Si girò e andò verso l’uscita. Si fermò alla porta.
“E a lei, — guardò il direttore generale, — un ringraziamento speciale per aver coperto l’infedeltà. Tre mesi a mentirmi al telefono. Lei è complice. Spero non si vergogni”.
Se ne andò.
La capo rimase con i documenti in mano. Poi si sedette lentamente su una sedia. Pianse.
Il direttore generale uscì dal suo ufficio. La guardò freddamente.

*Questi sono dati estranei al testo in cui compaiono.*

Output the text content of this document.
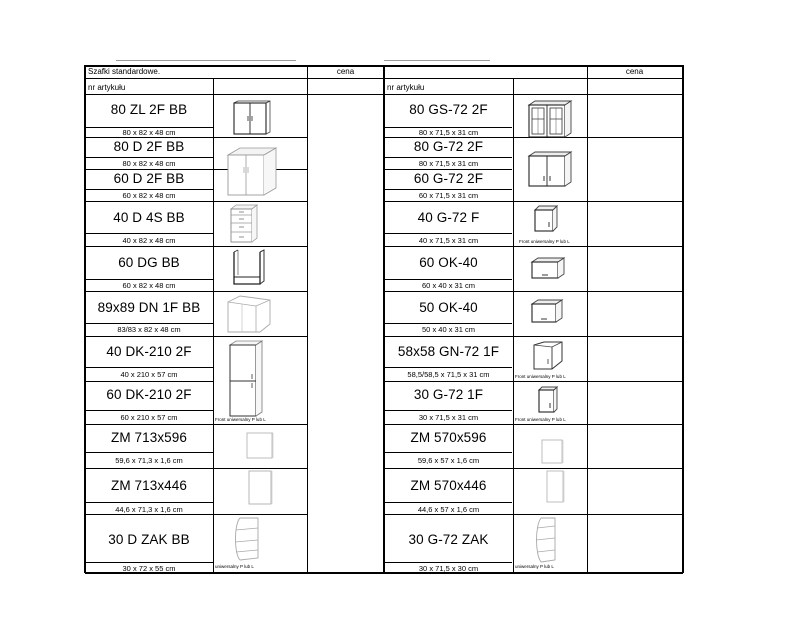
Szafki standardowe.	cena	cena
nr artykułu	nr artykułu
80 ZL 2F BB
80 x 82 x 48 cm
80 D 2F BB
80 x 82 x 48 cm
60 D 2F BB
60 x 82 x 48 cm
40 D 4S BB
40 x 82 x 48 cm
60 DG BB
60 x 82 x 48 cm
89x89 DN 1F BB
83/83 x 82 x 48 cm
40 DK-210 2F
40 x 210 x 57 cm
60 DK-210 2F
60 x 210 x 57 cm	Front uniwersalny P lub L
ZM 713x596
59,6 x 71,3 x 1,6 cm
ZM 713x446
44,6 x 71,3 x 1,6 cm
30 D ZAK BB
30 x 72 x 55 cm	uniwersalny P lub L
80 GS-72 2F
80 x 71,5 x 31 cm
80 G-72 2F
80 x 71,5 x 31 cm
60 G-72 2F
60 x 71,5 x 31 cm
40 G-72 F
40 x 71,5 x 31 cm	Front uniwersalny P lub L
60 OK-40
60 x 40 x 31 cm
50 OK-40
50 x 40 x 31 cm
58x58 GN-72 1F
58,5/58,5 x 71,5 x 31 cm	Front uniwersalny P lub L
30 G-72 1F
30 x 71,5 x 31 cm	Front uniwersalny P lub L
ZM 570x596
59,6 x 57 x 1,6 cm
ZM 570x446
44,6 x 57 x 1,6 cm
30 G-72 ZAK
30 x 71,5 x 30 cm	uniwersalny P lub L
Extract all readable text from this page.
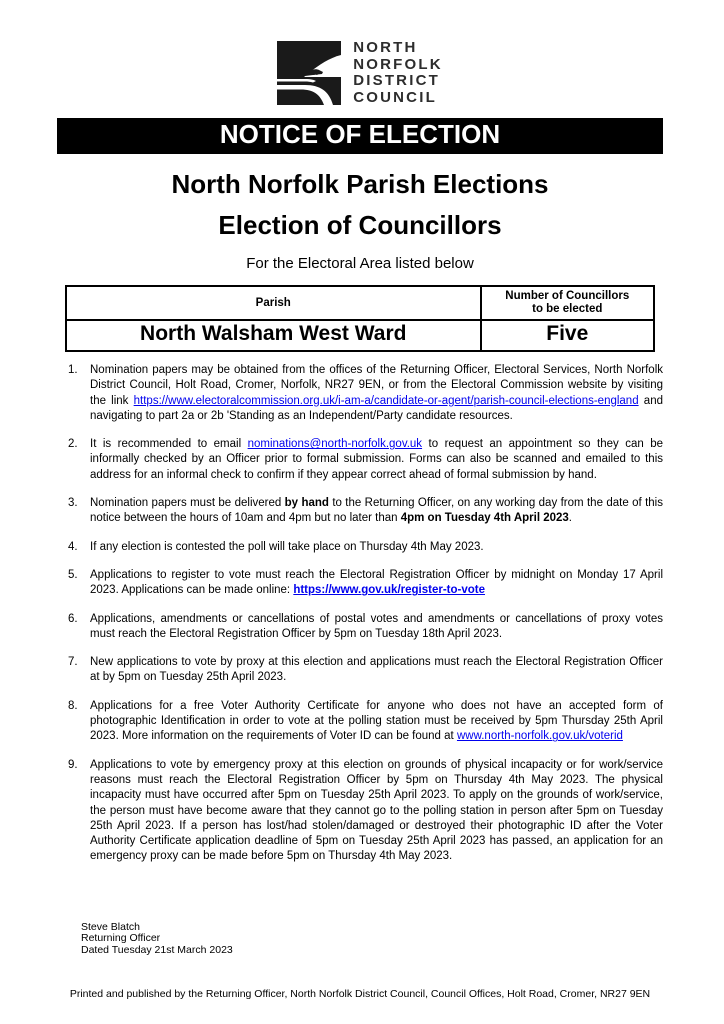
NORTH
NORFOLK
DISTRICT
COUNCIL
NOTICE OF ELECTION
North Norfolk Parish Elections
Election of Councillors
For the Electoral Area listed below
Parish	Number of Councillors to be elected
North Walsham West Ward	Five
1.	Nomination papers may be obtained from the offices of the Returning Officer, Electoral Services, North Norfolk District Council, Holt Road, Cromer, Norfolk, NR27 9EN, or from the Electoral Commission website by visiting the link https://www.electoralcommission.org.uk/i-am-a/candidate-or-agent/parish-council-elections-england and navigating to part 2a or 2b 'Standing as an Independent/Party candidate resources.

2.	It is recommended to email nominations@north-norfolk.gov.uk to request an appointment so they can be informally checked by an Officer prior to formal submission. Forms can also be scanned and emailed to this address for an informal check to confirm if they appear correct ahead of formal submission by hand.

3.	Nomination papers must be delivered by hand to the Returning Officer, on any working day from the date of this notice between the hours of 10am and 4pm but no later than 4pm on Tuesday 4th April 2023.

4.	If any election is contested the poll will take place on Thursday 4th May 2023.

5.	Applications to register to vote must reach the Electoral Registration Officer by midnight on Monday 17 April 2023. Applications can be made online: https://www.gov.uk/register-to-vote

6.	Applications, amendments or cancellations of postal votes and amendments or cancellations of proxy votes must reach the Electoral Registration Officer by 5pm on Tuesday 18th April 2023.

7.	New applications to vote by proxy at this election and applications must reach the Electoral Registration Officer at by 5pm on Tuesday 25th April 2023.

8.	Applications for a free Voter Authority Certificate for anyone who does not have an accepted form of photographic Identification in order to vote at the polling station must be received by 5pm Thursday 25th April 2023. More information on the requirements of Voter ID can be found at www.north-norfolk.gov.uk/voterid

9.	Applications to vote by emergency proxy at this election on grounds of physical incapacity or for work/service reasons must reach the Electoral Registration Officer by 5pm on Thursday 4th May 2023. The physical incapacity must have occurred after 5pm on Tuesday 25th April 2023. To apply on the grounds of work/service, the person must have become aware that they cannot go to the polling station in person after 5pm on Tuesday 25th April 2023. If a person has lost/had stolen/damaged or destroyed their photographic ID after the Voter Authority Certificate application deadline of 5pm on Tuesday 25th April 2023 has passed, an application for an emergency proxy can be made before 5pm on Thursday 4th May 2023.

Steve Blatch
Returning Officer
Dated Tuesday 21st March 2023
Printed and published by the Returning Officer, North Norfolk District Council, Council Offices, Holt Road, Cromer, NR27 9EN
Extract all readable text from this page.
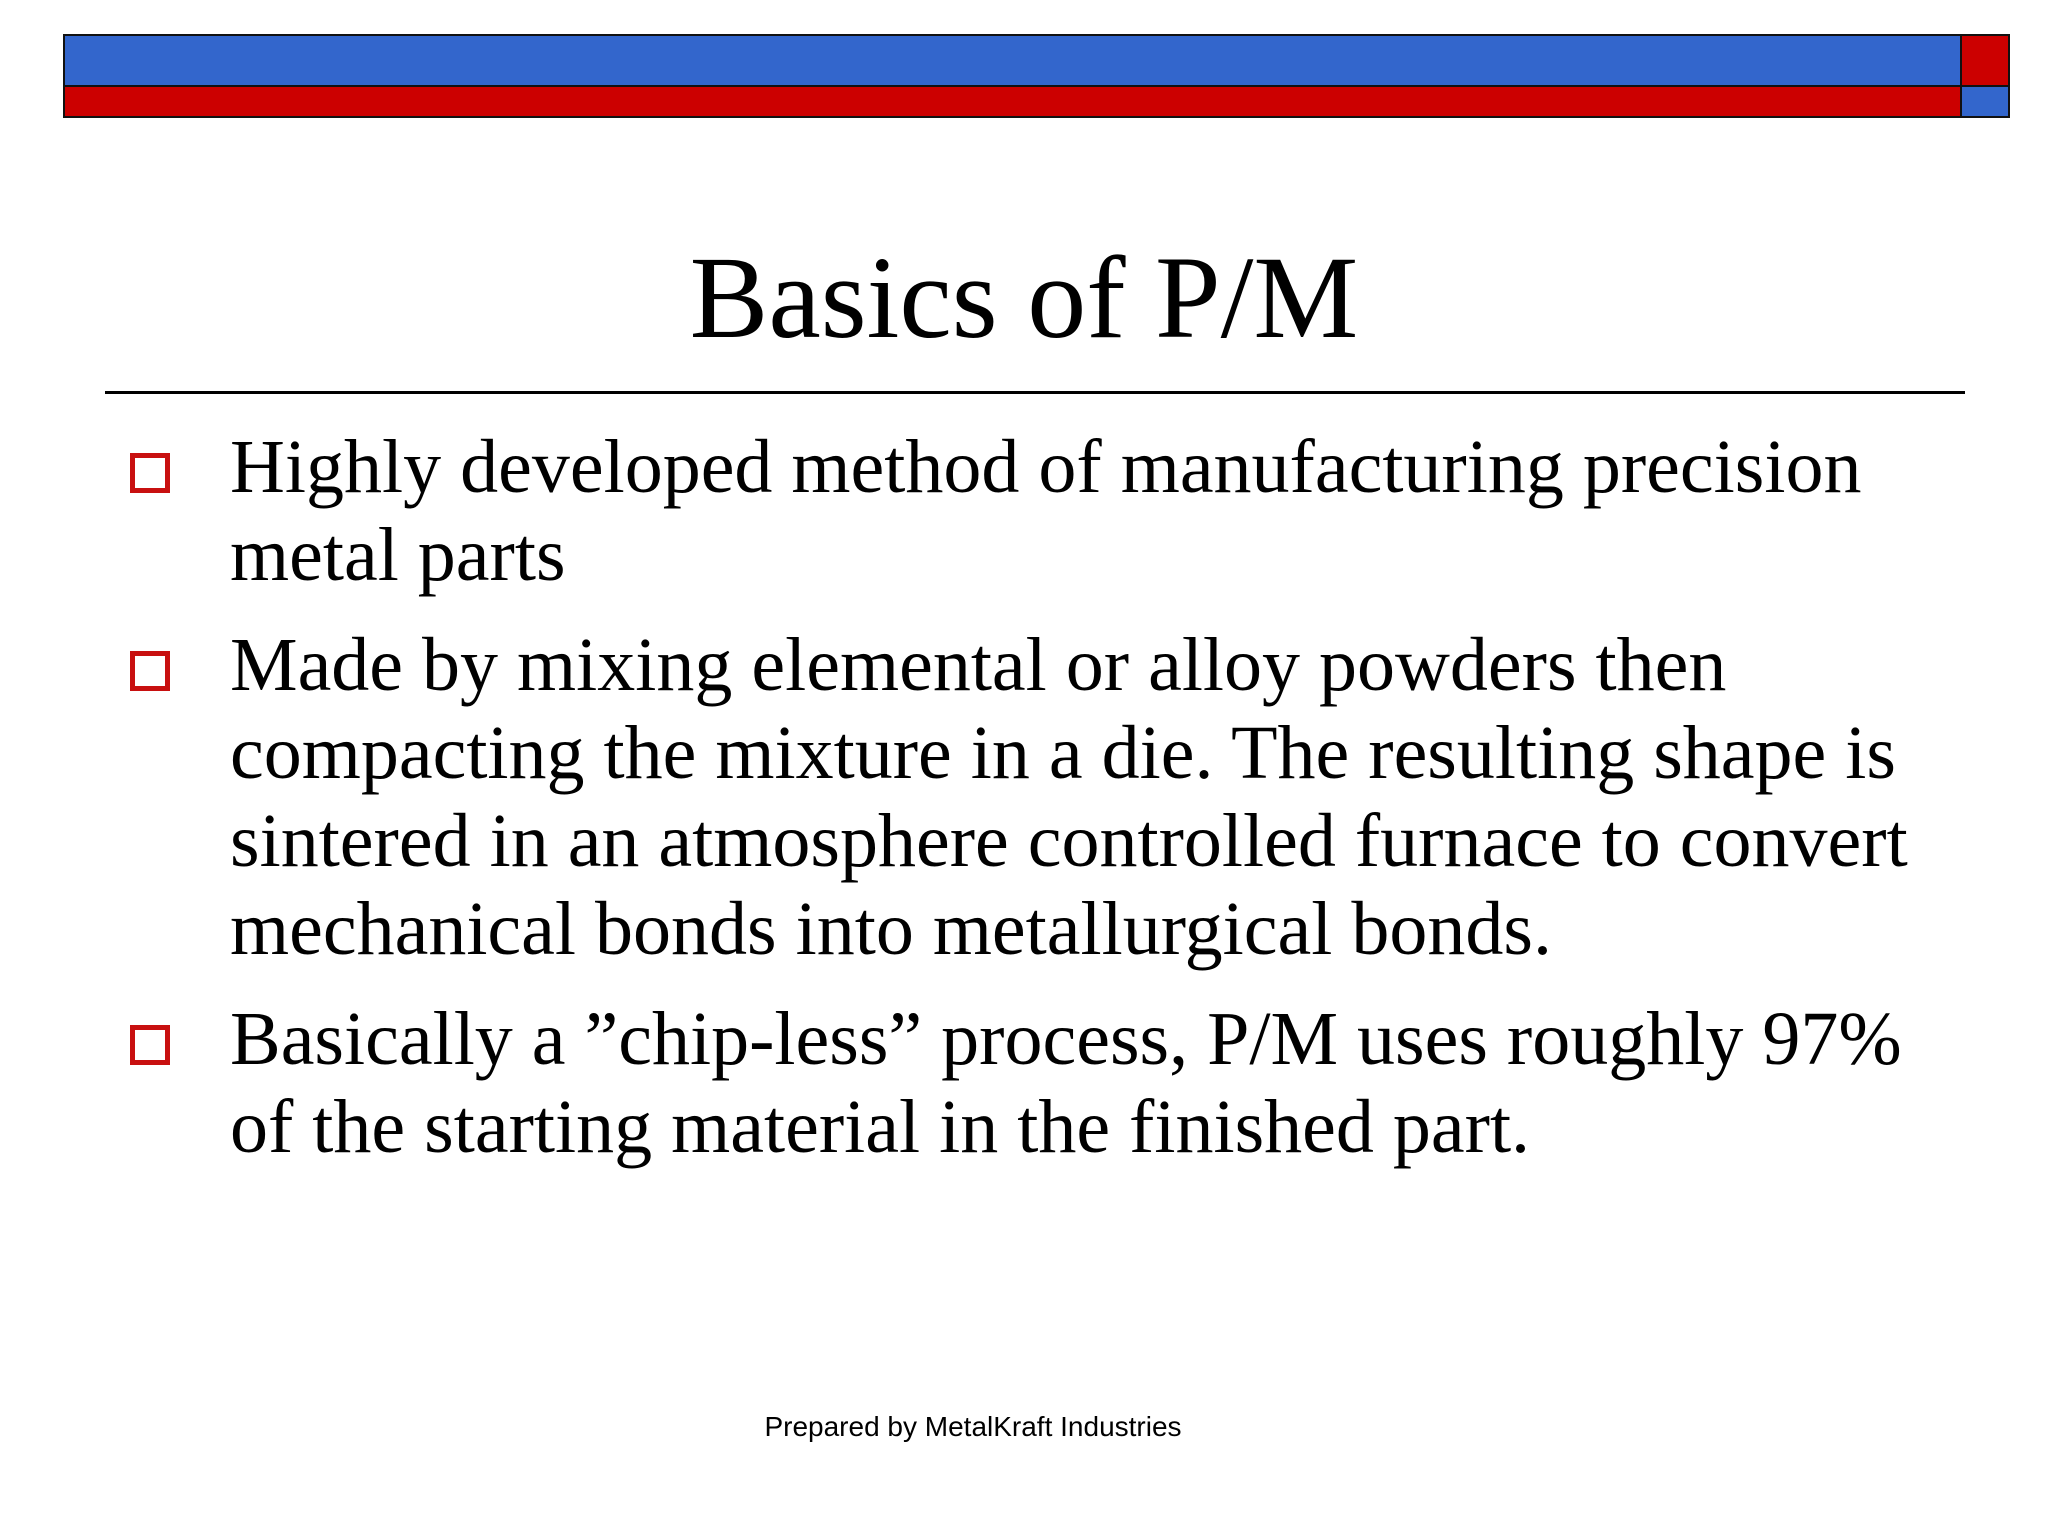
Basics of P/M
Highly developed method of manufacturing precision metal parts
Made by mixing elemental or alloy powders then compacting the mixture in a die. The resulting shape is sintered in an atmosphere controlled furnace to convert mechanical bonds into metallurgical bonds.
Basically a ”chip-less” process, P/M uses roughly 97% of the starting material in the finished part.
Prepared by MetalKraft Industries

“Raccolga le sue cose. È licenziata. Per inganno sistematico della direzione e uso dell’orario di lavoro per fini personali”.
“Ma…” — iniziò.
“Immediatamente”, — tagliò corto lui.
Raccolse le sue cose sotto gli sguardi di tutto l’ufficio. Nessuno la salutò. Nessuno disse una parola.
Una settimana dopo abbiamo saputo: il divorzio fu rapido, il marito ottenne i bambini e l’appartamento. Lei rimase sola. L’amante, saputo del divorzio e del licenziamento, scomparve — si scoprì che era sposato e si stava solo divertendo.
Perse tutto. Famiglia, lavoro, reputazione. Per incontri di due ore in un hotel.
A volte penso: sono colpevole per aver taciuto? Forse avrei dovuto avvisare suo marito prima? O non sono affari miei intromettermi nella vita personale altrui?
Ma poi ricordo la sua faccia. Come stava con il telefono mostrando la geolocalizzazione. Come tutti gli mentivano da tre mesi.
E la domanda non mi lascia in pace: è giusto tacere quando vedi come ingannano una persona? O i problemi familiari altrui — non sono affari tuoi, anche se conosci la verità? E chi è più colpevole — quella che è stata infedele, o quelli che hanno aiutato a nascondere l’infedeltà?